Genausowenig wie der regierende Bürgermeister Wowereit sich zum Heterosexuellen "therapieren" lassen wollte, als es bis zu der Zeit seines Coming Out eine psychische Krankheit war, dürfen Menschen z.B als "Schizophrenie" verleumdet und mit psychiatrischer Zwangbehandlung gefoltert werden:

"Schizophrenie ist ein strategisches Etikett, wie es "Jude" im Nazi-Deutschland war. Wenn man Menschen aus der sozialen Ordnung ausgrenzen will, muß man dies vor anderen, aber insbesondere vor einem selbst rechtfertigen. Also entwirft man eine rechtfertigende Redewendung. Dies ist der Punkt, um den es bei all den häßlichen psychiatrischen Vokabeln geht: sie sind rechtfertigende Redewendungen, eine etikettierende Verpackung für "Müll"; sie bedeuten "nimm ihn weg", " schaff ihn mir aus den Augen", etc. Dies bedeutete das Wort "Jude" in Nazi-Deutschland, gemeint war keine Person mit einer bestimmten religiösen Überzeugung. Es bedeutete "Ungeziefer", "vergas es". Ich fürchte, daß "schizophren" und "sozial kranke Persönlichkeit" und viele andere psychiatrisch diagnostische Fachbegriffe genau den gleichen Sachverhalt bezeichnen; sie bedeuten "menschlicher Abfall", "nimm ihn weg", "schaff ihn mir aus den Augen".“          
Thomas Szasz zitiert aus: "Interview with Thomas Szasz" in The New Physician, 1969

Homosexualität wurde 1973 aus dem Internationalen Katalog der psychiatrischen Erkrankungen, dem Diagnostic and Statistical Manual of Mental Disorders, gestrichen. Bis dahin war Homosexualität eine „psychische Krankheit“. Beispielhaft wurde offensichtlich, dass diese Entscheidung nicht im Allergeringsten etwas mit Wissenschaft oder Medizin zu tun hat, sonderes ausschließlich auf politischem Druck gegen ein Establishment zustande kam. Sie nahm ihren Ausgang beim Kongress der Amerikanischen Psychiatrischen Vereinigung (APA) in San Francisco, der Stadt also, die sich damit rühmt, die höchste Bevölkerungsdichte an Schwulen  in aller Welt zu beherbegen. Bei dieser Gelegenheit wurde das Kongresszentrum von San Francisco, wo die Versammlung der APA stattfand, wortwörtlich von Aktivisten der Gay-Community eingenommen. Sie verhinderten den normalen Sitzungsablauf. Die Beiträge von Psychiatern mit anerkanntem Renommee, die sich der Erforschung und Behandlung der Homosexualität widmeten, wurden boykottiert. Die Wende war dabei noch nicht ganz eindeutig und erlangte lediglich 58 Prozent der Voten. Die Streichung der Homosexualität aus dem Katalog psychischer Erkrankungen war folglich eine putschistisch erzwungene politische Entscheidung.

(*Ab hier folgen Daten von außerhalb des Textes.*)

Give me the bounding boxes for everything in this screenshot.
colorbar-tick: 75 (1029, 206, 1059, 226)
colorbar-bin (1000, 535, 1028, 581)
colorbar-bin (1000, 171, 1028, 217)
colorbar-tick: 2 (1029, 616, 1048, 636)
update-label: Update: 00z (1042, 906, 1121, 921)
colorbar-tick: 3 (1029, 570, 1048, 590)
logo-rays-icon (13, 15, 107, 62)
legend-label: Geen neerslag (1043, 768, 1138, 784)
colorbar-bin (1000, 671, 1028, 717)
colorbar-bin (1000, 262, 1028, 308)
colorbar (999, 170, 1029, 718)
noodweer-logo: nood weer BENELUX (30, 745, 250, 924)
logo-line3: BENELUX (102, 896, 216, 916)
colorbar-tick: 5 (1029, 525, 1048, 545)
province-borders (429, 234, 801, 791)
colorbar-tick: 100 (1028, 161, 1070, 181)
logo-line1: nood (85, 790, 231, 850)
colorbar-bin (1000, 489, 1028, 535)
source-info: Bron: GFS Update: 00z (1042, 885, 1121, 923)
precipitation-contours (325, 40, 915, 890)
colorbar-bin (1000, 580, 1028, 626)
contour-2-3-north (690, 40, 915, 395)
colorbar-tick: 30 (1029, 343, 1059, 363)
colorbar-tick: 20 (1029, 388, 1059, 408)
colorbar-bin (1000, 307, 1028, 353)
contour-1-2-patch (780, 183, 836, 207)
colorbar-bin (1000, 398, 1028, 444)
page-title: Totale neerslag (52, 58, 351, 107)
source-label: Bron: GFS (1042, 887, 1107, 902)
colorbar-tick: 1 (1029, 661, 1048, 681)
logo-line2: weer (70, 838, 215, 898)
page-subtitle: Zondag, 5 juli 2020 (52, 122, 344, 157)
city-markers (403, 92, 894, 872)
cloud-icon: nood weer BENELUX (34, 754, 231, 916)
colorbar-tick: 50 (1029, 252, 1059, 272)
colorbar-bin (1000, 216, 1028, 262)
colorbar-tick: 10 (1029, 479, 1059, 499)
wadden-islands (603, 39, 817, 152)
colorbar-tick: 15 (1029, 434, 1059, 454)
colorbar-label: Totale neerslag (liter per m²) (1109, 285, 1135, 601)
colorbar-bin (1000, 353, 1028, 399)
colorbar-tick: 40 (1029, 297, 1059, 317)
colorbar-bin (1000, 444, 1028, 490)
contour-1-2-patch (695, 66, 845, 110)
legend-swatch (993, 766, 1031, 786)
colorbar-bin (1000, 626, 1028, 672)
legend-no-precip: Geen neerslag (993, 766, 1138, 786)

In den folgenden Jahren wurde die Homosexualität aus der Liste der Erkrankungen der Weltgesundheitsorganisation, 1986 auch die Pädophilie, also die sexuelle Anziehung zu Kindern, gelöscht.

Wir erwarten von Herrn Wowereit, dass er entweder den Schwachfug der Ghostwriter seines Grußworts öffentlich zurücknimmt, oder zumindest in Zukunft solche Grußworte unterläßt. Stattdessen sollte er sich an der Beseitigung der radikal diskriminierenden Entrechung per Gesetz via PsychKG, Zwangsbetreuung und  § 63 StGB aktiv beteiligen, so wie er auch den § 175 als ein Schandmal des Rechtsstaats erkannte.